Cite as: http://hdl.handle.net/21.11116/0000-0001-C69B-1
Abstract
Microbes drive the biogeochemical cycles that fuel planet Earth, and their viruses (phages) alter microbial population structure, genome repertoire, and metabolic capacity. However, our ability to understand and quantify phage-host interactions is technique-limited. Here, we introduce phageFISH -a markedly improved geneFISH protocol that increases gene detection efficiency from 40% to > 92% and is optimized for detection and visualization of intra-and extracellular phage DNA. The application of phageFISH to characterize infection dynamics in a marine podovirus-gammaproteobacterial host model system corroborated classical metrics (qPCR, plaque assay, FVIC, DAPI) and outperformed most of them to reveal new biology.

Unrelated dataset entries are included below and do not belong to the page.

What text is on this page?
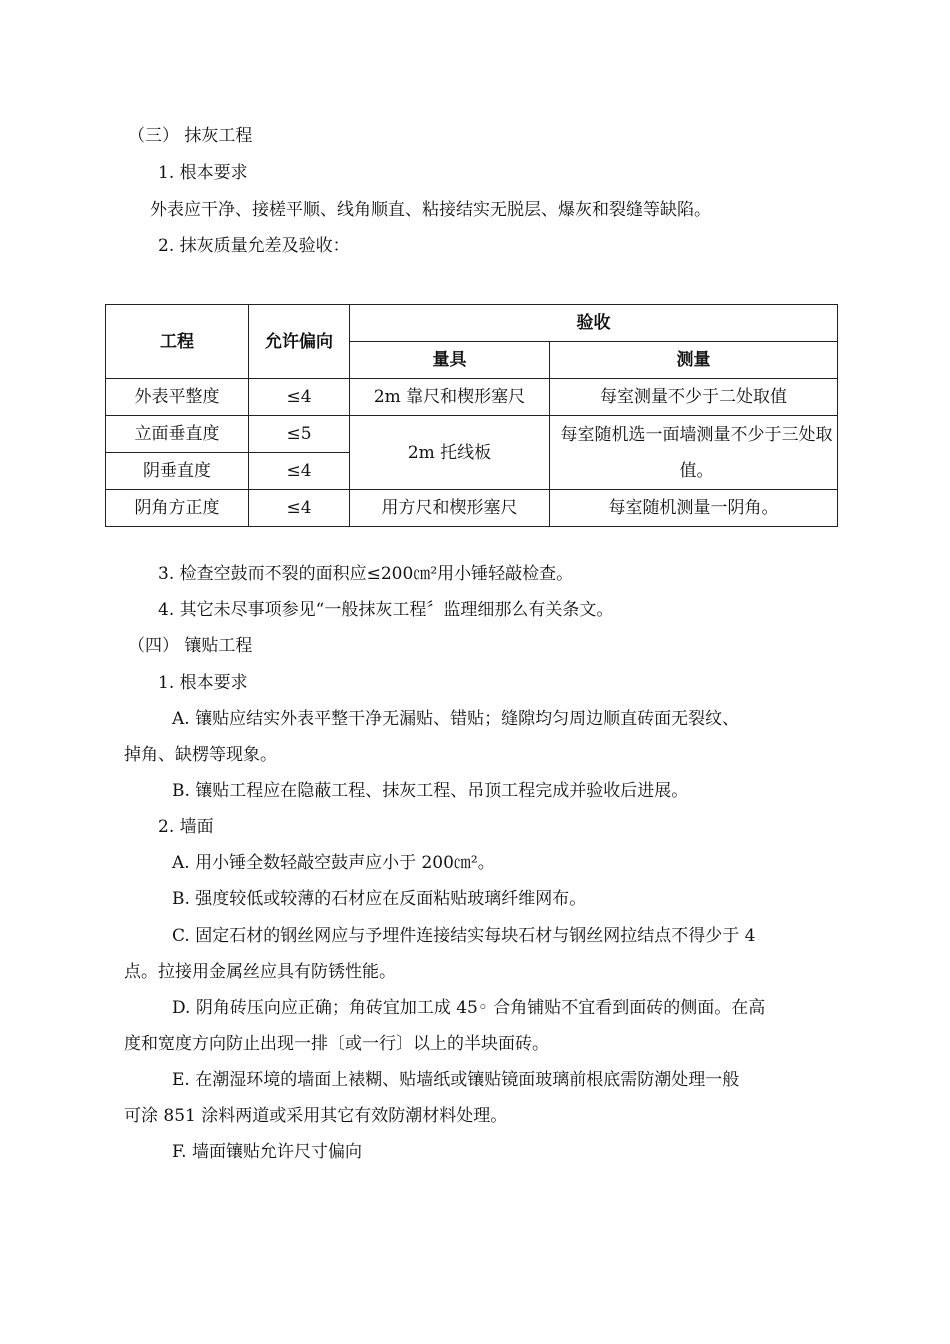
（三） 抹灰工程
1. 根本要求
外表应干净、接槎平顺、线角顺直、粘接结实无脱层、爆灰和裂缝等缺陷。
2. 抹灰质量允差及验收：
工程	允许偏向	验收	
		量具	测量
外表平整度	≤4	2m 靠尺和楔形塞尺	每室测量不少于二处取值
立面垂直度	≤5	2m 托线板	每室随机选一面墙测量不少于三处取值。
阴垂直度	≤4		
阴角方正度	≤4	用方尺和楔形塞尺	每室随机测量一阴角。
3. 检查空鼓而不裂的面积应≤200㎝²用小锤轻敲检查。
4. 其它未尽事项参见“一般抹灰工程〞监理细那么有关条文。
（四） 镶贴工程
1. 根本要求
A. 镶贴应结实外表平整干净无漏贴、错贴；缝隙均匀周边顺直砖面无裂纹、
掉角、缺楞等现象。
B. 镶贴工程应在隐蔽工程、抹灰工程、吊顶工程完成并验收后进展。
2. 墙面
A. 用小锤全数轻敲空鼓声应小于 200㎝²。
B. 强度较低或较薄的石材应在反面粘贴玻璃纤维网布。
C. 固定石材的钢丝网应与予埋件连接结实每块石材与钢丝网拉结点不得少于 4
点。拉接用金属丝应具有防锈性能。
D. 阴角砖压向应正确；角砖宜加工成 45◦ 合角铺贴不宜看到面砖的侧面。在高
度和宽度方向防止出现一排〔或一行〕以上的半块面砖。
E. 在潮湿环境的墙面上裱糊、贴墙纸或镶贴镜面玻璃前根底需防潮处理一般
可涂 851 涂料两道或采用其它有效防潮材料处理。
F. 墙面镶贴允许尺寸偏向
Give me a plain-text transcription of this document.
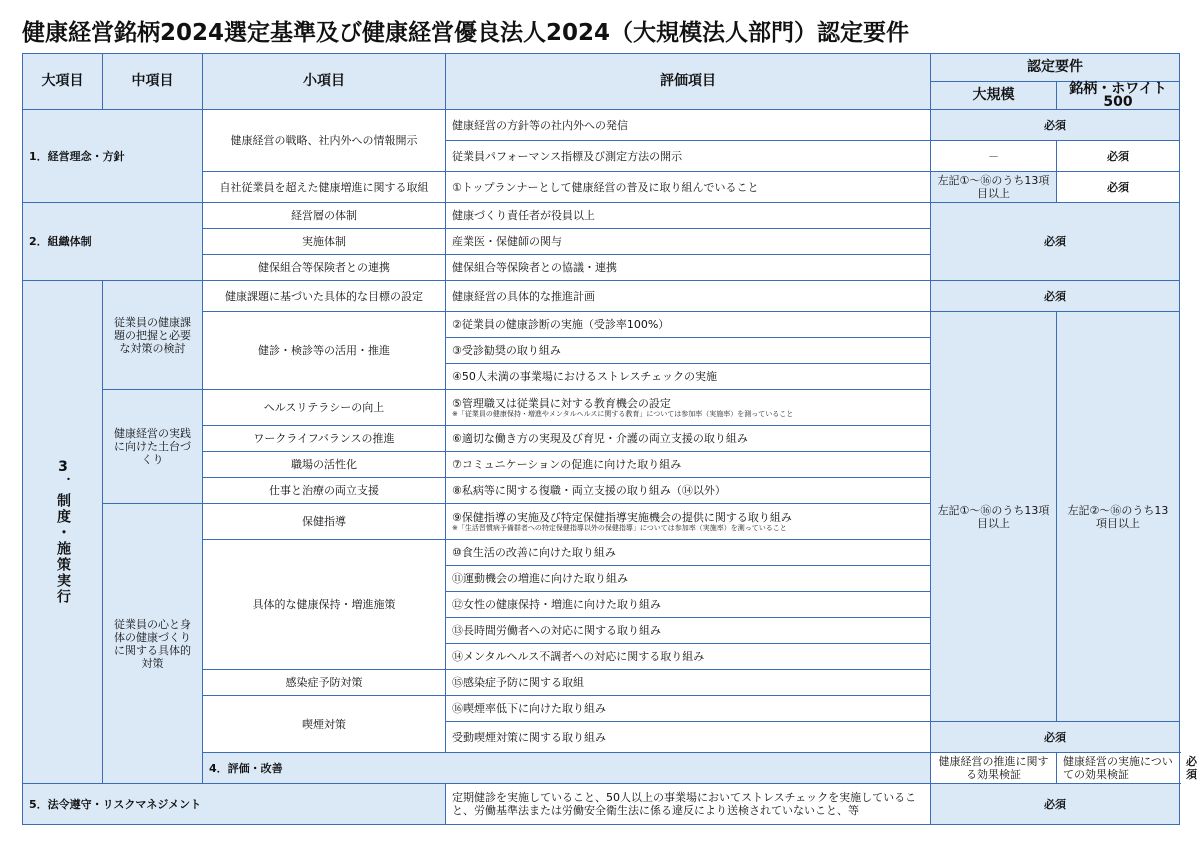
健康経営銘柄2024選定基準及び健康経営優良法人2024（大規模法人部門）認定要件
大項目	中項目	小項目	評価項目	認定要件		
				大規模	銘柄・ホワイト500	
1．経営理念・方針		健康経営の戦略、社内外への情報開示	健康経営の方針等の社内外への発信	必須		
			従業員パフォーマンス指標及び測定方法の開示	－	必須	
		自社従業員を超えた健康増進に関する取組	①トップランナーとして健康経営の普及に取り組んでいること	左記①～⑯のうち13項目以上	必須	
2．組織体制		経営層の体制	健康づくり責任者が役員以上	必須		
		実施体制	産業医・保健師の関与			
		健保組合等保険者との連携	健保組合等保険者との協議・連携			

3．制度・施策実行	従業員の健康課題の把握と必要な対策の検討	健康課題に基づいた具体的な目標の設定	健康経営の具体的な推進計画	必須		
		健診・検診等の活用・推進	②従業員の健康診断の実施（受診率100%）	左記①～⑯のうち13項目以上	左記②～⑯のうち13項目以上	
			③受診勧奨の取り組み			
			④50人未満の事業場におけるストレスチェックの実施			
	健康経営の実践に向けた土台づくり	ヘルスリテラシーの向上	⑤管理職又は従業員に対する教育機会の設定
※「従業員の健康保持・増進やメンタルヘルスに関する教育」については参加率（実施率）を測っていること			

		ワークライフバランスの推進	⑥適切な働き方の実現及び育児・介護の両立支援の取り組み			
		職場の活性化	⑦コミュニケーションの促進に向けた取り組み			
		仕事と治療の両立支援	⑧私病等に関する復職・両立支援の取り組み（⑭以外）			
	従業員の心と身体の健康づくりに関する具体的対策	保健指導	⑨保健指導の実施及び特定保健指導実施機会の提供に関する取り組み
※「生活習慣病予備群者への特定保健指導以外の保健指導」については参加率（実施率）を測っていること			

		具体的な健康保持・増進施策	⑩食生活の改善に向けた取り組み			
			⑪運動機会の増進に向けた取り組み			
			⑫女性の健康保持・増進に向けた取り組み			
			⑬長時間労働者への対応に関する取り組み			
			⑭メンタルヘルス不調者への対応に関する取り組み			
		感染症予防対策	⑮感染症予防に関する取組			
		喫煙対策	⑯喫煙率低下に向けた取り組み			
			受動喫煙対策に関する取り組み	必須		
		4．評価・改善		健康経営の推進に関する効果検証	健康経営の実施についての効果検証	必須
5．法令遵守・リスクマネジメント			定期健診を実施していること、50人以上の事業場においてストレスチェックを実施していること、労働基準法または労働安全衛生法に係る違反により送検されていないこと、等	必須		
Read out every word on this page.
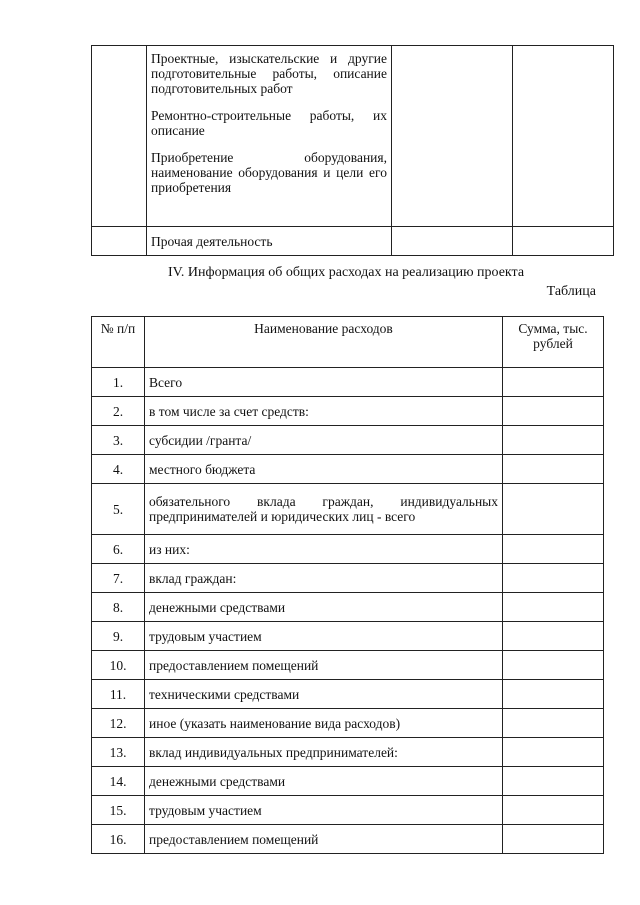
	Проектные, изыскательские и другие подготовительные работы, описание подготовительных работ

Ремонтно-строительные работы, их описание

Приобретение оборудования, наименование оборудования и цели его приобретения		

	Прочая деятельность		
IV. Информация об общих расходах на реализацию проекта
Таблица
№ п/п	Наименование расходов	Сумма, тыс. рублей
1.	Всего	
2.	в том числе за счет средств:	
3.	субсидии /гранта/	
4.	местного бюджета	
5.	обязательного вклада граждан, индивидуальных предпринимателей и юридических лиц - всего	
6.	из них:	
7.	вклад граждан:	
8.	денежными средствами	
9.	трудовым участием	
10.	предоставлением помещений	
11.	техническими средствами	
12.	иное (указать наименование вида расходов)	
13.	вклад индивидуальных предпринимателей:	
14.	денежными средствами	
15.	трудовым участием	
16.	предоставлением помещений	
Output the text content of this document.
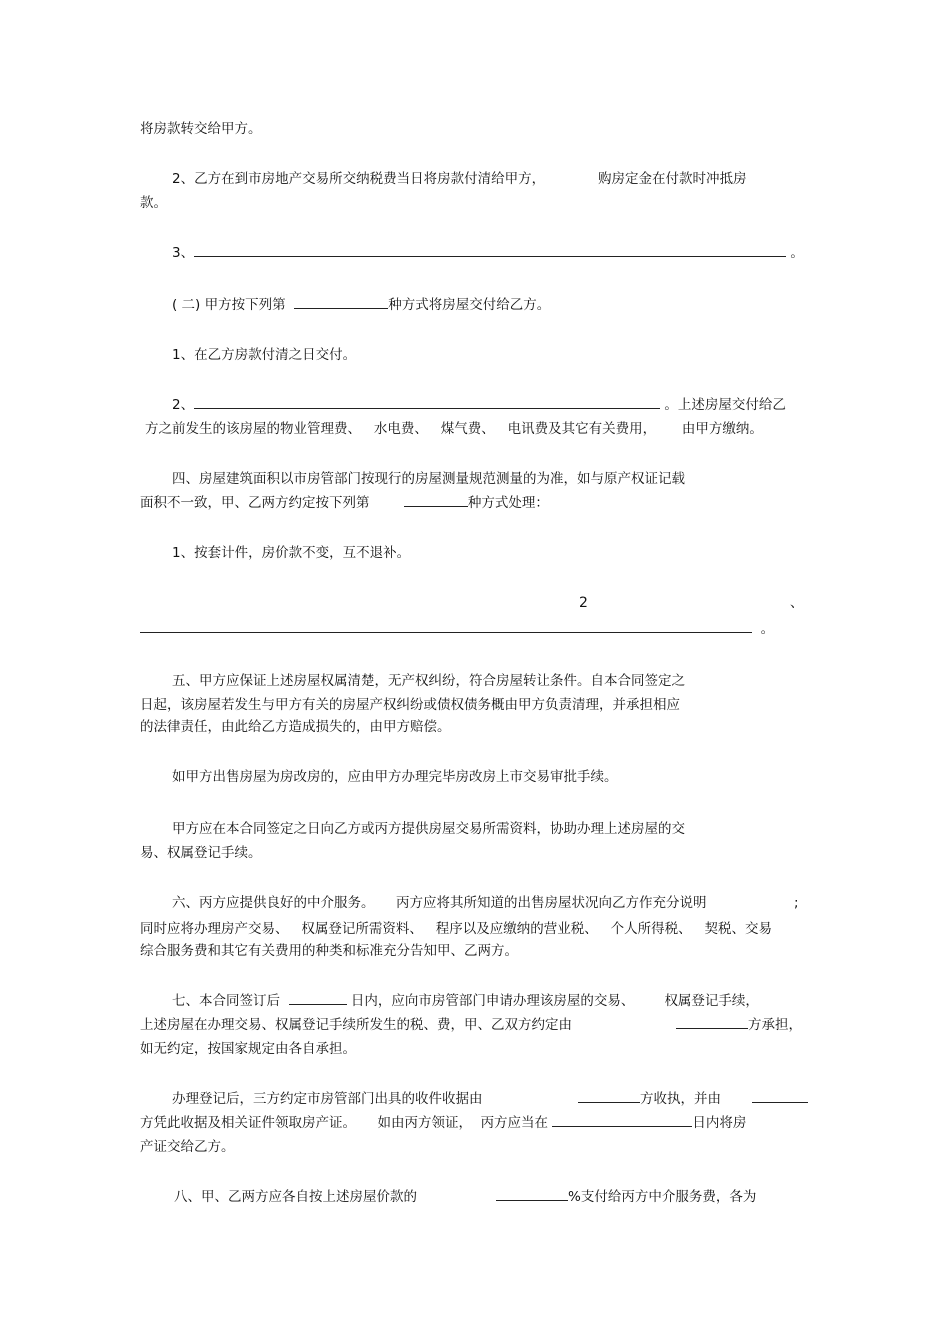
将房款转交给甲方。
2、乙方在到市房地产交易所交纳税费当日将房款付清给甲方，	购房定金在付款时冲抵房
款。
3、	。
( 二) 甲方按下列第	种方式将房屋交付给乙方。
1、在乙方房款付清之日交付。
2、	。上述房屋交付给乙
方之前发生的该房屋的物业管理费、 水电费、 煤气费、 电讯费及其它有关费用， 由甲方缴纳。
四、房屋建筑面积以市房管部门按现行的房屋测量规范测量的为准，如与原产权证记载
面积不一致，甲、乙两方约定按下列第	种方式处理：
1、按套计件，房价款不变，互不退补。
2	、
。
五、甲方应保证上述房屋权属清楚，无产权纠纷，符合房屋转让条件。自本合同签定之
日起，该房屋若发生与甲方有关的房屋产权纠纷或债权债务概由甲方负责清理，并承担相应
的法律责任，由此给乙方造成损失的，由甲方赔偿。
如甲方出售房屋为房改房的，应由甲方办理完毕房改房上市交易审批手续。
甲方应在本合同签定之日向乙方或丙方提供房屋交易所需资料，协助办理上述房屋的交
易、权属登记手续。
六、丙方应提供良好的中介服务。 丙方应将其所知道的出售房屋状况向乙方作充分说明	;
同时应将办理房产交易、 权属登记所需资料、 程序以及应缴纳的营业税、 个人所得税、 契税、交易
综合服务费和其它有关费用的种类和标准充分告知甲、乙两方。
七、本合同签订后	日内，应向市房管部门申请办理该房屋的交易、 权属登记手续，
上述房屋在办理交易、权属登记手续所发生的税、费，甲、乙双方约定由	方承担，
如无约定，按国家规定由各自承担。
办理登记后，三方约定市房管部门出具的收件收据由	方收执，并由
方凭此收据及相关证件领取房产证。 如由丙方领证， 丙方应当在	日内将房
产证交给乙方。
八、甲、乙两方应各自按上述房屋价款的	%支付给丙方中介服务费，各为
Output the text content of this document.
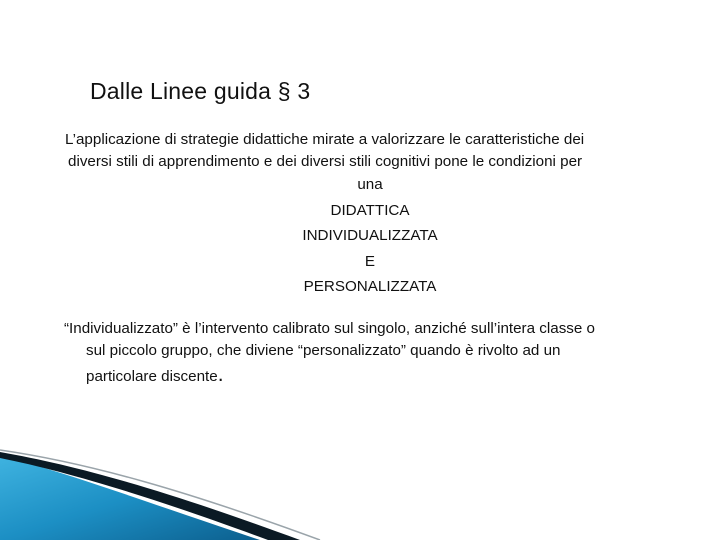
Dalle Linee guida § 3

L’applicazione di strategie didattiche mirate a valorizzare le caratteristiche dei
diversi stili di apprendimento e dei diversi stili cognitivi pone le condizioni per

una
DIDATTICA
INDIVIDUALIZZATA
E
PERSONALIZZATA

“Individualizzato” è l’intervento calibrato sul singolo, anziché sull’intera classe o
sul piccolo gruppo, che diviene “personalizzato” quando è rivolto ad un
particolare discente.
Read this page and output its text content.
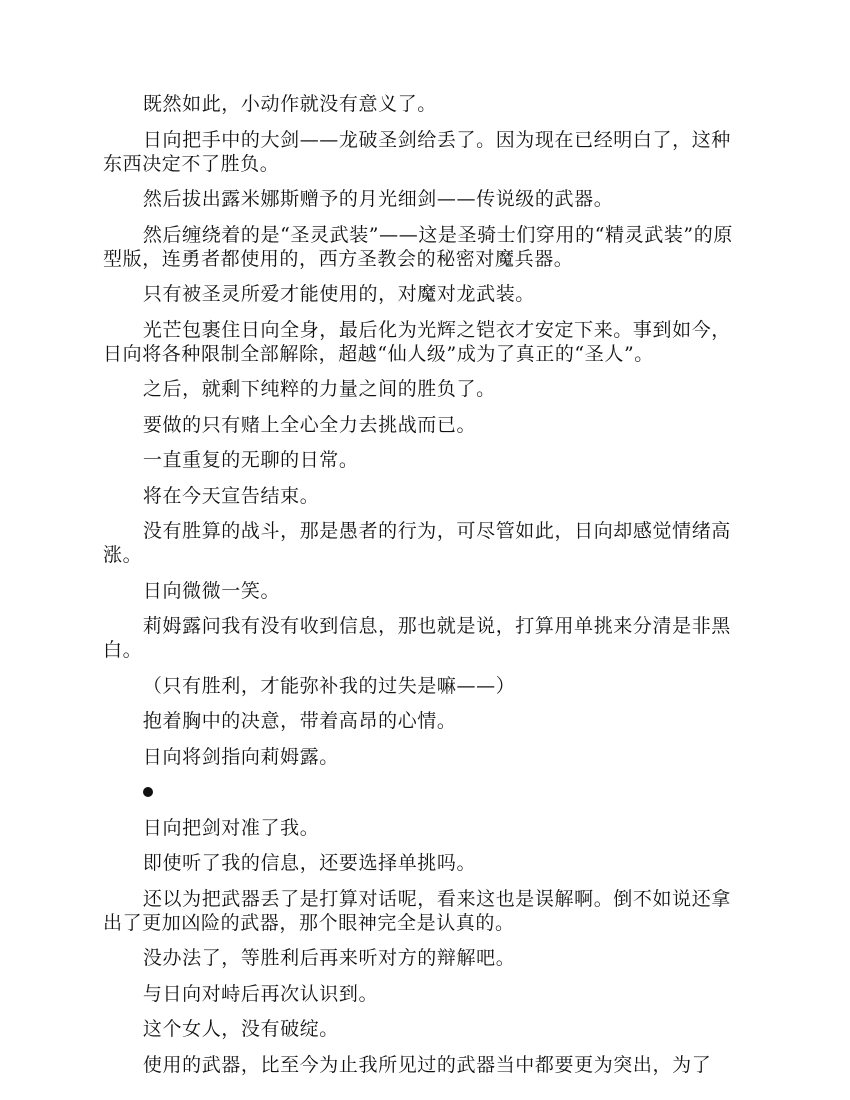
既然如此，小动作就没有意义了。

日向把手中的大剑——龙破圣剑给丢了。因为现在已经明白了，这种东西决定不了胜负。

然后拔出露米娜斯赠予的月光细剑——传说级的武器。

然后缠绕着的是“圣灵武装”——这是圣骑士们穿用的“精灵武装”的原型版，连勇者都使用的，西方圣教会的秘密对魔兵器。

只有被圣灵所爱才能使用的，对魔对龙武装。

光芒包裹住日向全身，最后化为光辉之铠衣才安定下来。事到如今，日向将各种限制全部解除，超越“仙人级”成为了真正的“圣人”。

之后，就剩下纯粹的力量之间的胜负了。

要做的只有赌上全心全力去挑战而已。

一直重复的无聊的日常。

将在今天宣告结束。

没有胜算的战斗，那是愚者的行为，可尽管如此，日向却感觉情绪高涨。

日向微微一笑。

莉姆露问我有没有收到信息，那也就是说，打算用单挑来分清是非黑白。

（只有胜利，才能弥补我的过失是嘛——）

抱着胸中的决意，带着高昂的心情。

日向将剑指向莉姆露。

日向把剑对准了我。

即使听了我的信息，还要选择单挑吗。

还以为把武器丢了是打算对话呢，看来这也是误解啊。倒不如说还拿出了更加凶险的武器，那个眼神完全是认真的。

没办法了，等胜利后再来听对方的辩解吧。

与日向对峙后再次认识到。

这个女人，没有破绽。

使用的武器，比至今为止我所见过的武器当中都要更为突出，为了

PhageFISH detected both replicating and encapsidated (intracellular and extracellular) phage DNA, while simultaneously identifying and quantifying host cells during all stages of infection. Additionally, phageFISH allowed per-cell relative measurements of phage DNA, enabling single-cell documentation of infection status (e.g. early vs late stage infections). Further, it discriminated between two waves of infection, which no other measurement could due to population-averaged signals. Together, these findings richly characterize the infection dynamics of a novel model phage-host system, and debut phageFISH as a much-needed tool for studying phage-host interactions in the laboratory, with great promise for environmental surveys and lineage-specific population ecology of free phages.